ST. PETERSBURG, Fla. — For much of Wednesday night, the most interesting topic was whether Tyler Glasnow’s effective and efficient start would allow him to break the Rays’ five-plus year run without a complete game, the longest such drought in major-league history.
By the end it was how the Rays rallied to win 2-1 after blowing a 1-0 lead in the top of the ninth inning when reliever J.P. Feyereisen allowed a homer to Andrew Benintendi.
The Rays won it in the 10th when Manuel Margot singled in Kevin Kiermaier, who started the inning as the runner at second and moved to third on Taylor Walls’ deep flyout.
Glasnow did his part, shutting the Royals out for eight impressive innings, allowing three hits and striking out 11 while throwing 102 pitches,
Had he not thrown 22 pitches in the eighth, or had the Rays extended their lead, he might have had a chance to start the ninth.

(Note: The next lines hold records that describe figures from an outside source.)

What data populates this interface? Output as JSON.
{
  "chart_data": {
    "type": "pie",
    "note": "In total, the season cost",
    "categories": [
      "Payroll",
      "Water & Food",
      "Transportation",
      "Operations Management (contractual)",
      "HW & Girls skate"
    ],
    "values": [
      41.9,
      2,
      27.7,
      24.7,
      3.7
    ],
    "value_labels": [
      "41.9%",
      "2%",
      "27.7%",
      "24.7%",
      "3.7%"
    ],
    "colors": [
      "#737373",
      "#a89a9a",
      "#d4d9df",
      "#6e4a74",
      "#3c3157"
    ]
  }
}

Instead, Rays manager Kevin Cash went to Feyereisen, the reliever acquired Friday from the Brewers, and he gave up a leadoff homer to Benintendi on a 2-2 pitch that tied the score.
The Rays have not thrown a complete game since Matt Andriese did so on May 14, 2016, the 725 games since the longest such drought in major league history.

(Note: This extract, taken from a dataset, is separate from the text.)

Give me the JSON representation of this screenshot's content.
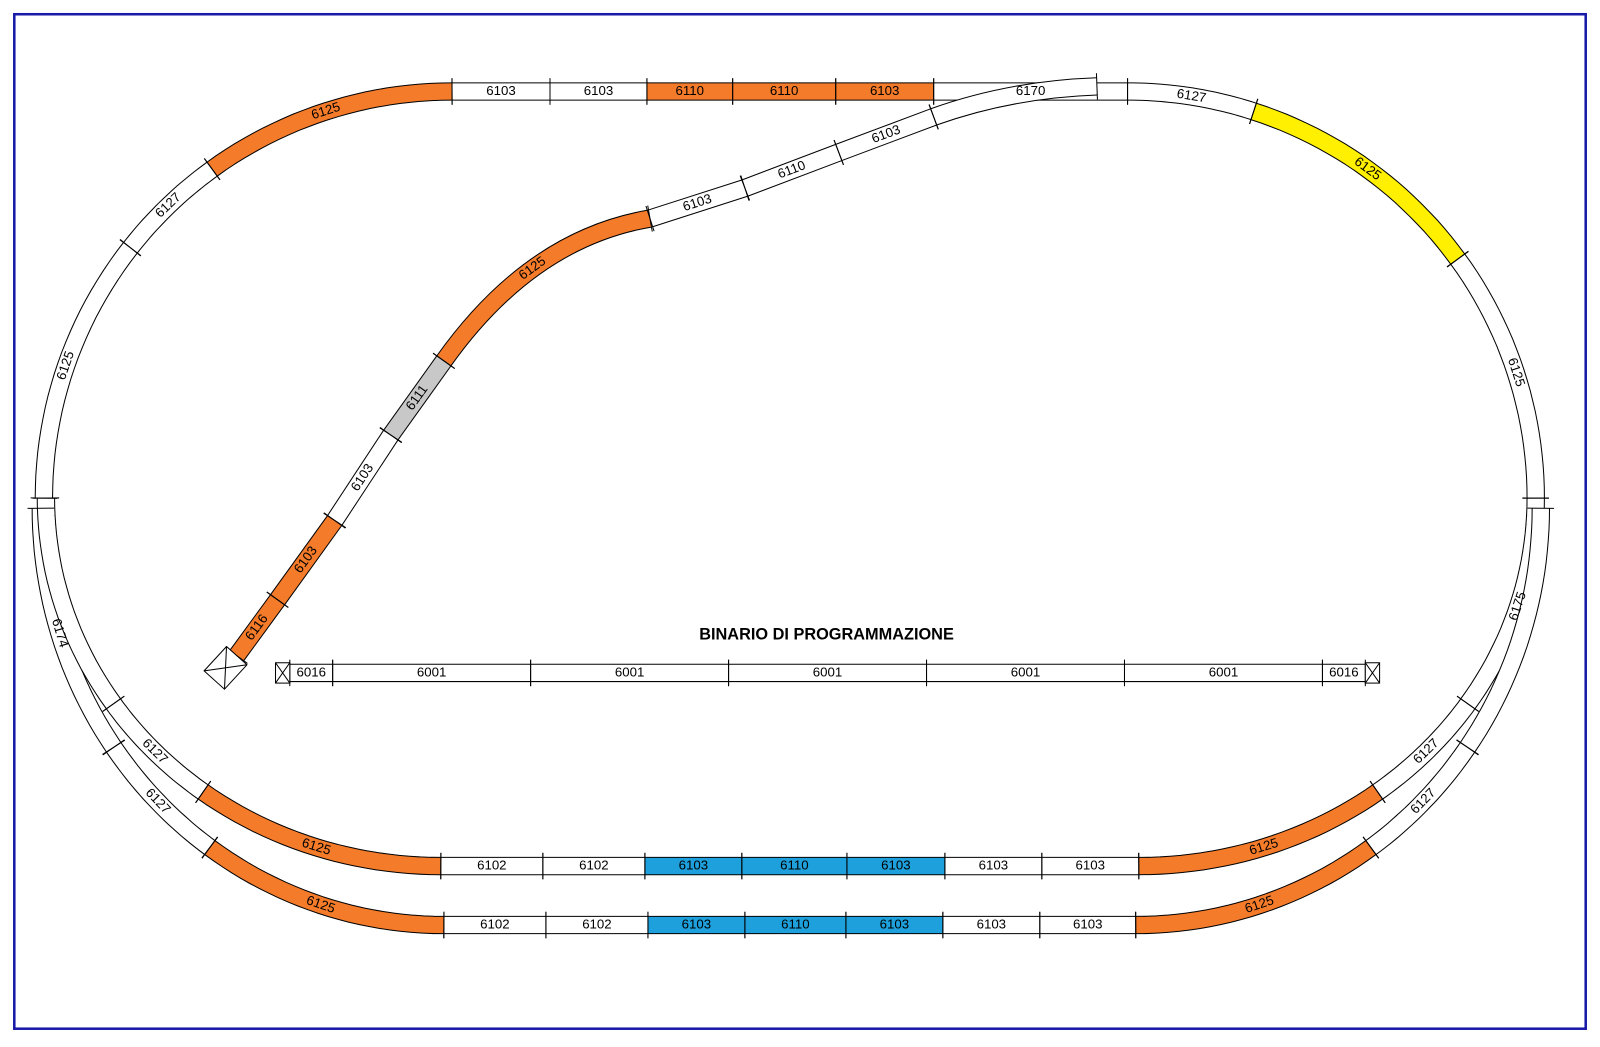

Wednesday, Glasnow retired the first 13 Royals, not allowing his first baserunner until Kelvin Gutierrez singled with one out in the fifth. He gave up just two other hits, a single two batters later in the fifth to Adalberto Mondesi and a two-out single by Whit Merrifield in the eighth.
His performance was a significant improvement from his last outing Friday, when he allowed five runs to the Blue Jays on nine hits over 4 2/3 innings while striking out only two.
After scoring 95 runs over 11 consecutive wins, the Rays were held to one in their streak-ending loss Tuesday. And they didn’t do much Wednesday, rapping just four hits total.
They got on the board in the fourth, Mike Brosseau drawing a one-out walk off Royals lefty starter Mike Minor, moving to second on Joey Wendle’s rightside groundout and scoring on a single by Mike Zunino.
The Rays played some great defense.
Brett Phillips made the first noteworthy play. Starting ahead of Kiermaier in center, and playing just like him, Phillips raced back and to his right to haul in a Benintendi drive to end the first. (Kiermaier made two spectacular catches Tuesday, both on balls hit by Benintendi.)
Third baseman Brosseau was next, diving to his left to make a stop, then a throw, on a Salvador Perez shot that opened the second.
Shortstop Joey Wendle crossed over behind second to grab a ball hit by speedy Jarrod Dyson, then bounced a throw that first baseman Yandy Diaz stretched and scooped.